Closer, I could see Niko’s sword flashing, reflecting the stray beams of the streetlamps from the boardwalk. The eel’s head was moving back and forth just as fast. A lot faster than I’d anticipated. Apparently, it had figured out its eyes were its weak point, the same as we had. Or maybe that’s a knowledge that big bad-ass eels are born with. I didn’t know and I didn’t care. What I cared about was that Nik was taking on that thing alone. I ran faster, then dove to the ground as the tail headed my way. It passed over my head with only inches to spare. I smelled the dank salt water that sprayed over me.
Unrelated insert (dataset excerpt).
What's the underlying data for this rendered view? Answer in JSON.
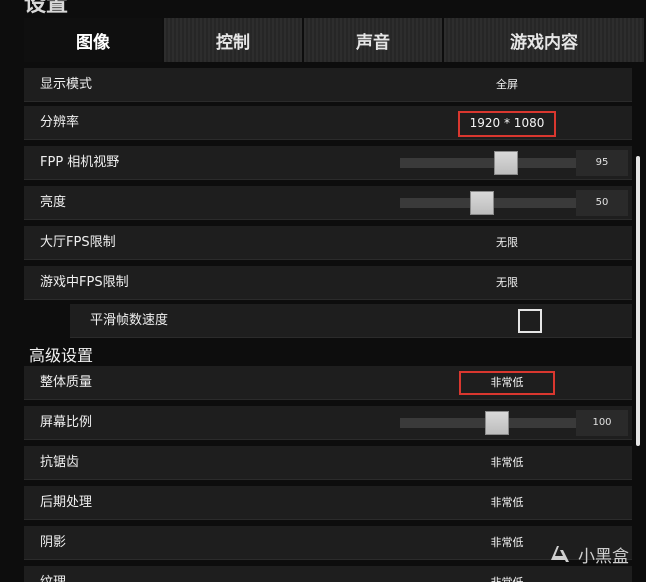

I turned my head to one side and flattened myself as much as possible as the tail swung back. This time I felt the skim of flesh against my ear. It was ice cold and unnaturally smooth, like a leech. I gritted my teeth, refused to shudder at the sensation, got up, and moved. And I mean moved. I kicked off my shoes and tore ass up the length of the monster, and when it turned its head away from Nik’s sword, I put eleven silenced rounds right in its bloodred eye.
That it noticed.
It didn’t die. It didn’t thrash about in agony. It just noticed.
But that was enough to put its attention squarely on me. Its right eye turned to jelly, it opened its mouth—the teeth cutting through the air like the maiming snap of a bear trap. I could smell the Mer on its breath. The blood, the flesh. I could smell other flesh, too, caught in its teeth. Decaying. Rotting for days, weeks. I gagged at the reek of it as I desperately dived to one side. Out of the corner of my eye, I saw Niko go for the other eye. But the thing wasn’t surprised from behind this time. It knew where Nik was, knew that danger well. It snapped its head back. Niko was hit by the snout and flung across the beach, narrowly missing one of the pier columns. That would’ve broken him . . . shattered every bone to pieces no one could put back together again.